Research

Digital Forensics Database

The original AFIP maintained MEDUSA — the Medical Diagnostic Ultimate System Architecture, a comprehensive database of pathological specimens that served as the world's largest reference repository for diagnostic pathology. The new AFIP Digital Forensics Database applies this same institutional approach to synthetic media, creating a curated, documented repository of analyzed AI-generated content.

Sample Repository

The database catalogs analyzed samples across four forensic domains: AI-generated text (GPT-4, GPT-5, Claude, Gemini, Llama, and other models), synthetic audio (ElevenLabs, VALL-E, Bark, Tortoise TTS, and custom voice cloning systems), manipulated images (Midjourney, DALL-E, Stable Diffusion, and GAN-generated faces), and deepfake video (face-swapped, lip-synced, and fully synthetic video).

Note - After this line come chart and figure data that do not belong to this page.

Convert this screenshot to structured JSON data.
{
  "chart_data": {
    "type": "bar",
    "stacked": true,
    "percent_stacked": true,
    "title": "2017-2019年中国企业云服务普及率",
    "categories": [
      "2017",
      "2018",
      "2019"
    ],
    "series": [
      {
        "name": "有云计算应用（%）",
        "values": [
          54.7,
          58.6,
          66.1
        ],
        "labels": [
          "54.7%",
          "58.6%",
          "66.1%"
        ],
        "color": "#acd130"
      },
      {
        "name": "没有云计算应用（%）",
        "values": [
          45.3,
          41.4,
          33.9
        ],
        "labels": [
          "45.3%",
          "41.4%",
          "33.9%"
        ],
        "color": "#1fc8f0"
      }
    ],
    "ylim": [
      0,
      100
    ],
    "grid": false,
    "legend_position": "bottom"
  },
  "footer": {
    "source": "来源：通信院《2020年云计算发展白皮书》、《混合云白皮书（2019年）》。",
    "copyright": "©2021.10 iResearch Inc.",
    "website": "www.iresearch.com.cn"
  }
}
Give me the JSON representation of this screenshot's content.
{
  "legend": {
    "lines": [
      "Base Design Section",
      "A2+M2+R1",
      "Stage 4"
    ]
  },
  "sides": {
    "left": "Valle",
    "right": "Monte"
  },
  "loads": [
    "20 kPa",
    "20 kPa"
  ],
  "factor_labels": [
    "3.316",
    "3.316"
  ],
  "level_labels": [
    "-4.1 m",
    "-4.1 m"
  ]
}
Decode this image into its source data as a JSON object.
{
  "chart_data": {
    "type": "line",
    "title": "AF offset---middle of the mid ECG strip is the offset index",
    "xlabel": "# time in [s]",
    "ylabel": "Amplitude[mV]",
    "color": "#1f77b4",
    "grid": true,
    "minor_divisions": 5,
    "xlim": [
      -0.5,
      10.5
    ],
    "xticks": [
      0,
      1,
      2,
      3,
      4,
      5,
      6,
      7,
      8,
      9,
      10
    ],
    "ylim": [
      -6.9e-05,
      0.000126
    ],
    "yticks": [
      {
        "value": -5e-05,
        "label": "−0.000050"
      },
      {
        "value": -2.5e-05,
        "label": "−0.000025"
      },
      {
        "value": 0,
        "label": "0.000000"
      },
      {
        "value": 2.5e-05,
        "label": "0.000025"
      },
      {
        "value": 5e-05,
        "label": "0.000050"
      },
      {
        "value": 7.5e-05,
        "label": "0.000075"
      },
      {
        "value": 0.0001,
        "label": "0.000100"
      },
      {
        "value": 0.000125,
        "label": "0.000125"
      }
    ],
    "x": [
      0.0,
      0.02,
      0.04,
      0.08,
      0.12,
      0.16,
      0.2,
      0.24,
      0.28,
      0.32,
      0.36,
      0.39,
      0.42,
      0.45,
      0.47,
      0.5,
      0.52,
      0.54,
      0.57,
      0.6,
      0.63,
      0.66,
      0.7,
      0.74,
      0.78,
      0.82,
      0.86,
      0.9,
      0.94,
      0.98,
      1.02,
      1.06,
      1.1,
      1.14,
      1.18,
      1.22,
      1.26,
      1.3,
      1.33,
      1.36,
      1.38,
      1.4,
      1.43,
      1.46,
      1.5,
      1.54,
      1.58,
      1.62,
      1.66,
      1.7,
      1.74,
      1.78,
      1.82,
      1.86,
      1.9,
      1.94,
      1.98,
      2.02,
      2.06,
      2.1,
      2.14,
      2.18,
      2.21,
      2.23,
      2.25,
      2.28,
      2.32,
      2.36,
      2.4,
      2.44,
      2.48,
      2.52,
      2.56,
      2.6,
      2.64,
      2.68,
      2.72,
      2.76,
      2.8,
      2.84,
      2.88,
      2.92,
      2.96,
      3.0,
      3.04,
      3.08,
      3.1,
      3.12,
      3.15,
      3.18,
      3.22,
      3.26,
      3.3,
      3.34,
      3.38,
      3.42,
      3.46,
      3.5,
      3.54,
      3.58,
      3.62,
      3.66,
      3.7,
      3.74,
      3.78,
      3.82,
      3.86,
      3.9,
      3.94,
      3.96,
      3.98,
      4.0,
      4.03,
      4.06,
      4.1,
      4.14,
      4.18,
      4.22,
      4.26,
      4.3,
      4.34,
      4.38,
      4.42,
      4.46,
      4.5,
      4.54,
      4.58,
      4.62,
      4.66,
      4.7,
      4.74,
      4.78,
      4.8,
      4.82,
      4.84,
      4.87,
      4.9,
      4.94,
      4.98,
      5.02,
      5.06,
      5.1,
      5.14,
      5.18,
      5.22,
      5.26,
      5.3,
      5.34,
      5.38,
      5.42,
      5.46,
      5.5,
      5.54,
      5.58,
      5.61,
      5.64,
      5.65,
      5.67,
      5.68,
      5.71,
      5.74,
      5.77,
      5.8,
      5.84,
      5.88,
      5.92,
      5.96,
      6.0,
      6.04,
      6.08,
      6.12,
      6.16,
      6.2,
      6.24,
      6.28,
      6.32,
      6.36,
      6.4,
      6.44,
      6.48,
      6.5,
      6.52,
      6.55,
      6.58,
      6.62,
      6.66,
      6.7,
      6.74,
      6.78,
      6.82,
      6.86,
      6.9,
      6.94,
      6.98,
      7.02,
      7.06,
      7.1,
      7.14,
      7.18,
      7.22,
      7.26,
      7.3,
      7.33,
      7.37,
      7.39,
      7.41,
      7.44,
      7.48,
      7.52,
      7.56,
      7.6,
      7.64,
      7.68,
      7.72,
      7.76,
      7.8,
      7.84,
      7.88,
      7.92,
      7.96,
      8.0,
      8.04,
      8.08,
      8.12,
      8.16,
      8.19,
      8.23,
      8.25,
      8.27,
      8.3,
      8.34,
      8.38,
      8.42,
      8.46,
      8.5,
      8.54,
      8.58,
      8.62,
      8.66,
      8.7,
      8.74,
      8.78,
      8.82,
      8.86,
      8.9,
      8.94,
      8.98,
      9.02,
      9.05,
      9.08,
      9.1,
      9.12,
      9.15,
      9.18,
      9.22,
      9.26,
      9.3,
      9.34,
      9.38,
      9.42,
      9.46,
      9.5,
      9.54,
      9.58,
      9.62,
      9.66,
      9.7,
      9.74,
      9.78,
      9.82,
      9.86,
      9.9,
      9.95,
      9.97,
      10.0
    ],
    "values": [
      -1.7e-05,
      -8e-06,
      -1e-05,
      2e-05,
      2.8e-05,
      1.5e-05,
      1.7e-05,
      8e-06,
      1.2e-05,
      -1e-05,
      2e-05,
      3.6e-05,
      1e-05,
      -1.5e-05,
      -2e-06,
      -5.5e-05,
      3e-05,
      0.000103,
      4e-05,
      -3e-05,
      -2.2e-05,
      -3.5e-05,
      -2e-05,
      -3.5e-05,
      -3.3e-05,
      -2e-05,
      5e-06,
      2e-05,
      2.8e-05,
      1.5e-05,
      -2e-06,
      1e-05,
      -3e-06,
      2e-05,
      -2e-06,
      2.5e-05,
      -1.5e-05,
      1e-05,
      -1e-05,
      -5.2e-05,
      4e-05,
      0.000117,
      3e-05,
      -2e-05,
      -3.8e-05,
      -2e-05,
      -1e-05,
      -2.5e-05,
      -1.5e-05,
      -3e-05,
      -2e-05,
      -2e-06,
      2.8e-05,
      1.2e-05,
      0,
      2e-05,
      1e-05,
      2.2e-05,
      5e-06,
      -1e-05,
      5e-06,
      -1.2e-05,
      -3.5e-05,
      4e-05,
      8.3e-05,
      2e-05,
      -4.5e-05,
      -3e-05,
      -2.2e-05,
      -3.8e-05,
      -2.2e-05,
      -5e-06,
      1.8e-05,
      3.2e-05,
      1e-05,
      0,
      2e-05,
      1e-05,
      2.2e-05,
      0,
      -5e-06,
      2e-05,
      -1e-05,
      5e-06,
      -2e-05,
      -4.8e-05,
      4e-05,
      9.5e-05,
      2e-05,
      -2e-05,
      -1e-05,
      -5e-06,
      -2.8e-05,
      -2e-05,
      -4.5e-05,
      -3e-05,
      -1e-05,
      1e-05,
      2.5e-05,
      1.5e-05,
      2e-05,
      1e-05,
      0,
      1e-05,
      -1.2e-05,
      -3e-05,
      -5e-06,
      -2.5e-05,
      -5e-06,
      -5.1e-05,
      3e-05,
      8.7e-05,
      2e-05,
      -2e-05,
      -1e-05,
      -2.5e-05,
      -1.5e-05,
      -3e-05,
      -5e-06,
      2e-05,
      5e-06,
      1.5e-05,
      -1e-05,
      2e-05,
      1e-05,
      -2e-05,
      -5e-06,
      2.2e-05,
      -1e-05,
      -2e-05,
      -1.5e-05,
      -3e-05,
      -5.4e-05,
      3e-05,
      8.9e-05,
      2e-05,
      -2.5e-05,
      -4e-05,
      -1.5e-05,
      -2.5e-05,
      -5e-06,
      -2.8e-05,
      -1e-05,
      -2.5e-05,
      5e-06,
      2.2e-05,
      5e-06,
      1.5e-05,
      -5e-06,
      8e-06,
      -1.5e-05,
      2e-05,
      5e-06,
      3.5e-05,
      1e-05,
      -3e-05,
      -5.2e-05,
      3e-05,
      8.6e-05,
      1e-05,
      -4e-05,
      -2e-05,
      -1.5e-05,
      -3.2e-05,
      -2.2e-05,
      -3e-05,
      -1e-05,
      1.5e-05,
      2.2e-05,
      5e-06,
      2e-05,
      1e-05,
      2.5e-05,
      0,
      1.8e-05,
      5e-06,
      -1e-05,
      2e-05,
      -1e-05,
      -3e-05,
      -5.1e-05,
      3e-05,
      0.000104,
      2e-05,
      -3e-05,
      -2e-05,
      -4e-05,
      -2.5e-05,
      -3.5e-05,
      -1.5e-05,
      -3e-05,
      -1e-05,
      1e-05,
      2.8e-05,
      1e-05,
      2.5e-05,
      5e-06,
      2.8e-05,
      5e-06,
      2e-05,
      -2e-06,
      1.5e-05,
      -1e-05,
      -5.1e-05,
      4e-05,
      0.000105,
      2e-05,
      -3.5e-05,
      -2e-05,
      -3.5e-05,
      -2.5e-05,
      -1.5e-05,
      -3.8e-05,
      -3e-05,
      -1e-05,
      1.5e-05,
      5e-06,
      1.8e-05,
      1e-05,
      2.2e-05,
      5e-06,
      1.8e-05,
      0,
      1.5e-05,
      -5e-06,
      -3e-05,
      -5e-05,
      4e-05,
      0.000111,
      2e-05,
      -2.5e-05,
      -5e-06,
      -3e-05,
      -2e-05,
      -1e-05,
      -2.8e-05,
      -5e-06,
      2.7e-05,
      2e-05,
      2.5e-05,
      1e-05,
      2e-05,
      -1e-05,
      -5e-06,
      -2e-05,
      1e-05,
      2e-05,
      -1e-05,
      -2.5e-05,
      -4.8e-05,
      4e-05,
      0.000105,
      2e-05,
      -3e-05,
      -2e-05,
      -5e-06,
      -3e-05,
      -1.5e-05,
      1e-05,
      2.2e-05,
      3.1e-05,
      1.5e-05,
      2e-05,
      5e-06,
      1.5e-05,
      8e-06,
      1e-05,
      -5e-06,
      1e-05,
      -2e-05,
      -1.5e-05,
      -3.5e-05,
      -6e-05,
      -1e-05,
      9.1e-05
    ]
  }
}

Each sample is cataloged with full provenance documentation: the generative model and version used, generation parameters and prompts where available, detection results across multiple AFIP methodologies, confidence scores, false positive/negative analysis, and forensic examiner notes. This level of documentation enables both detection research and legal evidentiary use.

Detection Benchmarks

The database supports AFIP's quarterly benchmark program by providing standardized test corpora for evaluating detection methodology. Benchmark datasets are versioned, documented, and frozen at the time of testing — ensuring reproducible comparison across evaluation periods. As new generative models emerge, corresponding benchmark corpora are generated and added to the testing pipeline.

Current benchmark metrics track detection accuracy, false positive rates, false negative rates, processing latency, and cross-model generalization. All results are published with full methodology documentation, including known limitations and failure modes.

Classification Taxonomy

Every sample in the database is classified using AFIP's forensic taxonomy — a hierarchical classification system modeled on the diagnostic coding frameworks used in the original AFIP's pathology consultation service. The taxonomy covers generation method, content domain, manipulation type, detection difficulty, and forensic significance. This structured approach enables systematic research into detection patterns, model-specific artifacts, and the evolution of generative capability over time.

Forensic Case Studies

Selected entries include detailed forensic case studies documenting the analysis process from initial examination through final determination. These narratives follow the same structure used in AFIP's historic pathology consultation reports: clinical history (context of discovery), gross examination (surface-level analysis), microscopic examination (deep forensic analysis), diagnosis (determination with confidence scoring), and discussion (methodology notes and limitations). They serve as educational resources, methodology documentation, and templates for forensic reporting standards.

Database Access

The Digital Forensics Database is available to qualified researchers, institutional partners, and law enforcement through the Access Portal. Programmatic access via API is available for institutions requiring integration with existing detection workflows.